- Born: 20 July 1936 Ternopil
- Died: 31 December 2001 (aged 65) Ternopil
- Education: University of Lviv
- Occupations: Poet, translator

= Borys Demkiv =

Ukrainian poet, translator (1936–2001)

Borys Demkiv (Борис Миколайович Демків; 20 July 1936, Ternopil – 31 December 2001, ibid.) was a Ukrainian poet, translator. Member of the National Writers' Union of Ukraine (1967).

==Biography==
Having graduated from University of Lviv in 1973, he began his career in journalism. From 1969 to 1979, he worked as a correspondent for regional newspapers. His active involvement was closely linked to the region's cultural and artistic life: starting in 1984, he headed the regional creative youth club "Soniachni Klarnety", and later, from 1990 to 1997, he managed the Department of Literature and Arts at the newspaper "Rusalka Dnistrova" and the magazine "Ternopil".

==Creativity==
His literary debut took place in 1960. The author's work focuses on a profound understanding of the history of Ukraine and its modernity, with particular attention to the era of the national revival.

He is the author of a number of lyrical songs, the music for which was composed by well-known figures such as O. Bilash, O. Herman, A. Horchynskyi, B. Klymchuk, M. Obleshchuk, V. Podufalyi, V. Soroka, and others.

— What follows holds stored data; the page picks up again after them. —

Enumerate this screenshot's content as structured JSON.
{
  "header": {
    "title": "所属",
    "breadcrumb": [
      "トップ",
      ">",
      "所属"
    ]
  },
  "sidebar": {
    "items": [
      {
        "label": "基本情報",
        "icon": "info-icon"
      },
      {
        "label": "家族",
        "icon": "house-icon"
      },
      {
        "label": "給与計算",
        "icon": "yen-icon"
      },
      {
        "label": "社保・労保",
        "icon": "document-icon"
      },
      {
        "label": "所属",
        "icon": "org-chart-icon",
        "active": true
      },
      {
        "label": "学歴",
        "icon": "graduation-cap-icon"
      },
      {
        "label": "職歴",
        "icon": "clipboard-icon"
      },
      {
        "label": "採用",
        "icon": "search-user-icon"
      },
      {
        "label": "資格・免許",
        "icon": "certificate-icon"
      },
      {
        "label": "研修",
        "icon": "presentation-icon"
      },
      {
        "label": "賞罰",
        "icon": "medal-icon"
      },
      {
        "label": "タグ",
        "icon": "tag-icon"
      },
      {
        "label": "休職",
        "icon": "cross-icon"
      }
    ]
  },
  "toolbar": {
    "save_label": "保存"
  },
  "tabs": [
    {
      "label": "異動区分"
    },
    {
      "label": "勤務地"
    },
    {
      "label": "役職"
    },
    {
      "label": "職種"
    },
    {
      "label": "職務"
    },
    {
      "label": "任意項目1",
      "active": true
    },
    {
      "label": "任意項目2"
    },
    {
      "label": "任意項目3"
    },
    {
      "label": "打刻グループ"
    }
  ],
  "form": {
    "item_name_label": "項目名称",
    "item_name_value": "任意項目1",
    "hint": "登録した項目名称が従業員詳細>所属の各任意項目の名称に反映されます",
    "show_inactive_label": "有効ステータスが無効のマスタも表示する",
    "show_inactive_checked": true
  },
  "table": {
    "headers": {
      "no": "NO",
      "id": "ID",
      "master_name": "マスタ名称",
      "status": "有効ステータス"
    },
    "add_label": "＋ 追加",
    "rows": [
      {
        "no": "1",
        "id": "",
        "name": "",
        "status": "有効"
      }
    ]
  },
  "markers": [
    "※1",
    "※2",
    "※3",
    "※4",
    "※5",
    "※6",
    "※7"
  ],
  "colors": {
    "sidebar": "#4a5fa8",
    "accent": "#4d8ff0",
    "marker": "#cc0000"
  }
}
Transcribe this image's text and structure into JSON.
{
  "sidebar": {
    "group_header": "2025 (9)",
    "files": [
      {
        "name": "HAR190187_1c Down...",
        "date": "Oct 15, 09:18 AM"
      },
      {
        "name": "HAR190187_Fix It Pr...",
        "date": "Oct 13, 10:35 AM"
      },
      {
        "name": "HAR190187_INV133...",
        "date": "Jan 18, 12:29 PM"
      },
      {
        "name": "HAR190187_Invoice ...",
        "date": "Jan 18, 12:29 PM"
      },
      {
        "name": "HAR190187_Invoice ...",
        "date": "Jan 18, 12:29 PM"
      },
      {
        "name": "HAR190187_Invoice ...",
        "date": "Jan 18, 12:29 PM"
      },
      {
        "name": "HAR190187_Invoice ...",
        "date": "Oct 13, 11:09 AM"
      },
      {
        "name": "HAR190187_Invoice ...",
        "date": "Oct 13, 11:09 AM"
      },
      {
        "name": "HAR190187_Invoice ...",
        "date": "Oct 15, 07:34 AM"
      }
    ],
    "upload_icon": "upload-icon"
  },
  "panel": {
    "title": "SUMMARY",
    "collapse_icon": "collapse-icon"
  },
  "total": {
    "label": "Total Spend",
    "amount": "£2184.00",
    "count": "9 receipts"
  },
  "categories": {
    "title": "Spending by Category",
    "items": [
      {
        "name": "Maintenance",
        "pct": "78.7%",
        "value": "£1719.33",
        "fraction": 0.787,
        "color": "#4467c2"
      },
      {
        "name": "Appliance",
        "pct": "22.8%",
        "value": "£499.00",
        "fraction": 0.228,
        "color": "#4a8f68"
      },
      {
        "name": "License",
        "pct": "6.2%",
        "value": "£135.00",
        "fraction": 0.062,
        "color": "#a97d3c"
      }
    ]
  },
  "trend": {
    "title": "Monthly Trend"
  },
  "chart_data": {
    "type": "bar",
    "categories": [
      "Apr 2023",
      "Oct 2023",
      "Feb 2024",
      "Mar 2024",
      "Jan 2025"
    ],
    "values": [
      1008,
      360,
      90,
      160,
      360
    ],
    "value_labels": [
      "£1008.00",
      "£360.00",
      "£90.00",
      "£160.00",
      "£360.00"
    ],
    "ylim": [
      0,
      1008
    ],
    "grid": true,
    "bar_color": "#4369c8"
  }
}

A significant part of his literary activity is translation. He worked with works from Bulgarian (N. Vats-parov, I. Davydkov, S. Danchev, E. Zhechkov), Polish (J. Słowacki, A. Mickiewicz, J. Daniel, S. Jabłońska), as well as Belarusian, Georgian, Estonian, and other literatures. Some of his own poems have also been translated into Bulgarian and Polish.

He published the following poetry collections:
- Suvora Nizhnist (1965);
- Symvoly (1968);
- Chervone Movchannia (1973);
- Krylo Zori (1978);
- Drevo Zhyttia (1982);
- Poezii (1986);
- Oratoriia Lisu (1987);
- Kvitу Romena: Vybrani Lirychni Pisni (1995);
- Zalyshaiu Dlia Vas (2004).

==Awards==
- Stepan Budnyi Prize (1972),
- Brothers Lepky Prize (1996).

==Bibliography==
- Герман О. Вітер в горах заснув // Нова Тернопільська газета. — 2002. — 6 лют.
- Сорока П. Секрет вічності, або Ліра і терни: Десять етюдів про Б. Демкова. — Т., 2003.